- Earthquake of magnitude 8.8 struck Kamchatka Peninsula early Wednesday causing strong tremors and tsunamis
- Video showed doctors continuing surgery during earthquake at a Kamchatka hospital with patient recovering well
- Tsunami heights recorded were 3-4m in Kamchatka
A powerful earthquake of magnitude 8.8 -- one of the strongest ever recorded -- struck Russia's sparsely populated far eastern Kamchatka peninsula early on Wednesday, causing strong tremors and tsunamis up to four metres (12 feet) across the Pacific Ocean. Several videos from the Kamchatka region appeared on social media, showing buildings shaking during the seismic activity.
Russia's state-controlled international news network, RT, shared a video from what they claimed was a cancer hospital in Kamchatka. The footage appears to be from the operation theatre of the hospital, and shows doctors performing a surgery when the temblor rocked the area.
Despite strong tremors violently shaking the building, doctors kept calm and continued operating on their patient until the end.
Quoting Russia's health ministry, RT reported that the surgery went well and the patient was in recovery.

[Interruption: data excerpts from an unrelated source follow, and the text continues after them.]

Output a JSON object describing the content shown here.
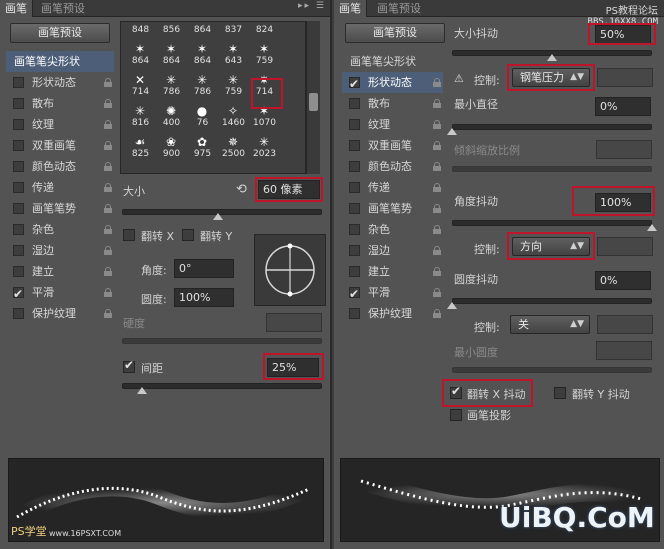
{
  "left": {
    "tabs": [
      "画笔",
      "画笔预设"
    ],
    "preset_button": "画笔预设",
    "side": [
      {
        "label": "画笔笔尖形状",
        "type": "header",
        "checked": false,
        "lock": false
      },
      {
        "label": "形状动态",
        "checked": false,
        "lock": true
      },
      {
        "label": "散布",
        "checked": false,
        "lock": true
      },
      {
        "label": "纹理",
        "checked": false,
        "lock": true
      },
      {
        "label": "双重画笔",
        "checked": false,
        "lock": true
      },
      {
        "label": "颜色动态",
        "checked": false,
        "lock": true
      },
      {
        "label": "传递",
        "checked": false,
        "lock": true
      },
      {
        "label": "画笔笔势",
        "checked": false,
        "lock": true
      },
      {
        "label": "杂色",
        "checked": false,
        "lock": true
      },
      {
        "label": "湿边",
        "checked": false,
        "lock": true
      },
      {
        "label": "建立",
        "checked": false,
        "lock": true
      },
      {
        "label": "平滑",
        "checked": true,
        "lock": true
      },
      {
        "label": "保护纹理",
        "checked": false,
        "lock": true
      }
    ],
    "brush_sizes": [
      [
        "848",
        "856",
        "864",
        "837",
        "824"
      ],
      [
        "864",
        "864",
        "864",
        "643",
        "759"
      ],
      [
        "714",
        "786",
        "786",
        "759",
        "714"
      ],
      [
        "816",
        "400",
        "76",
        "1460",
        "1070"
      ],
      [
        "825",
        "900",
        "975",
        "2500",
        "2023"
      ]
    ],
    "size_label": "大小",
    "size_value": "60 像素",
    "size_pct": 0.48,
    "flip_x": "翻转 X",
    "flip_y": "翻转 Y",
    "angle_label": "角度:",
    "angle_value": "0°",
    "roundness_label": "圆度:",
    "roundness_value": "100%",
    "hardness_label": "硬度",
    "spacing_label": "间距",
    "spacing_checked": true,
    "spacing_value": "25%",
    "spacing_pct": 0.1,
    "watermark": "PS学堂",
    "watermark_url": "www.16PSXT.COM"
  },
  "right": {
    "tabs": [
      "画笔",
      "画笔预设"
    ],
    "preset_button": "画笔预设",
    "side": [
      {
        "label": "画笔笔尖形状",
        "type": "plain",
        "checked": false,
        "lock": false
      },
      {
        "label": "形状动态",
        "type": "hl",
        "checked": true,
        "lock": true
      },
      {
        "label": "散布",
        "checked": false,
        "lock": true
      },
      {
        "label": "纹理",
        "checked": false,
        "lock": true
      },
      {
        "label": "双重画笔",
        "checked": false,
        "lock": true
      },
      {
        "label": "颜色动态",
        "checked": false,
        "lock": true
      },
      {
        "label": "传递",
        "checked": false,
        "lock": true
      },
      {
        "label": "画笔笔势",
        "checked": false,
        "lock": true
      },
      {
        "label": "杂色",
        "checked": false,
        "lock": true
      },
      {
        "label": "湿边",
        "checked": false,
        "lock": true
      },
      {
        "label": "建立",
        "checked": false,
        "lock": true
      },
      {
        "label": "平滑",
        "checked": true,
        "lock": true
      },
      {
        "label": "保护纹理",
        "checked": false,
        "lock": true
      }
    ],
    "size_jitter_label": "大小抖动",
    "size_jitter_value": "50%",
    "size_jitter_pct": 0.5,
    "control_label": "控制:",
    "control_pen": "钢笔压力",
    "min_diameter_label": "最小直径",
    "min_diameter_value": "0%",
    "min_diameter_pct": 0.0,
    "tilt_scale_label": "倾斜缩放比例",
    "angle_jitter_label": "角度抖动",
    "angle_jitter_value": "100%",
    "angle_jitter_pct": 1.0,
    "control_direction": "方向",
    "roundness_jitter_label": "圆度抖动",
    "roundness_jitter_value": "0%",
    "roundness_jitter_pct": 0.0,
    "control_off": "关",
    "min_roundness_label": "最小圆度",
    "flip_x_jitter": "翻转 X 抖动",
    "flip_y_jitter": "翻转 Y 抖动",
    "brush_projection": "画笔投影",
    "watermark_site": "PS教程论坛",
    "watermark_bbs": "BBS.16XX8.COM",
    "watermark_brand": "UiBQ.CoM"
  },
  "colors": {
    "accent_red": "#c0142a",
    "highlight": "#4d5e78",
    "panel_bg": "#535353"
  }
}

Ports on the Kamchatka Peninsula near the quake's epicentre flooded, as residents fled inland after tsunami waves hit the area.
The powerful earthquake generated tsunami warnings and advisories for a broad section of the Pacific, including Alaska, Hawaii and the US West Coast. It also triggered a tsunami in Japan while alerts were issued as far as China and New Zealand. Frothy, white waves washed up to the shore in northern Japan, as cars jammed streets and highways in Hawaii's capital, with standstill traffic even in areas away from the shoreline.
People went to evacuation centres in affected areas of Japan, with memories fresh of the 2011 earthquake and tsunami that caused reactor meltdowns at a nuclear power plant. No abnormalities in operations at Japan's nuclear plants were reported Wednesday.
A tsunami height of 3-4 meters (10 to 13 feet) was recorded in Kamchatka, 60 centimetres (2 feet) on Japan's northern island of Hokkaido, and up to 1.4 feet (under 30 centimetres) above tide levels were observed in Alaska's Aleutian Islands.
Dave Snider, tsunami warning coordinator with the National Tsunami Warning Centre in Alaska, called the earthquake "absolutely notable" and "a significant earth event."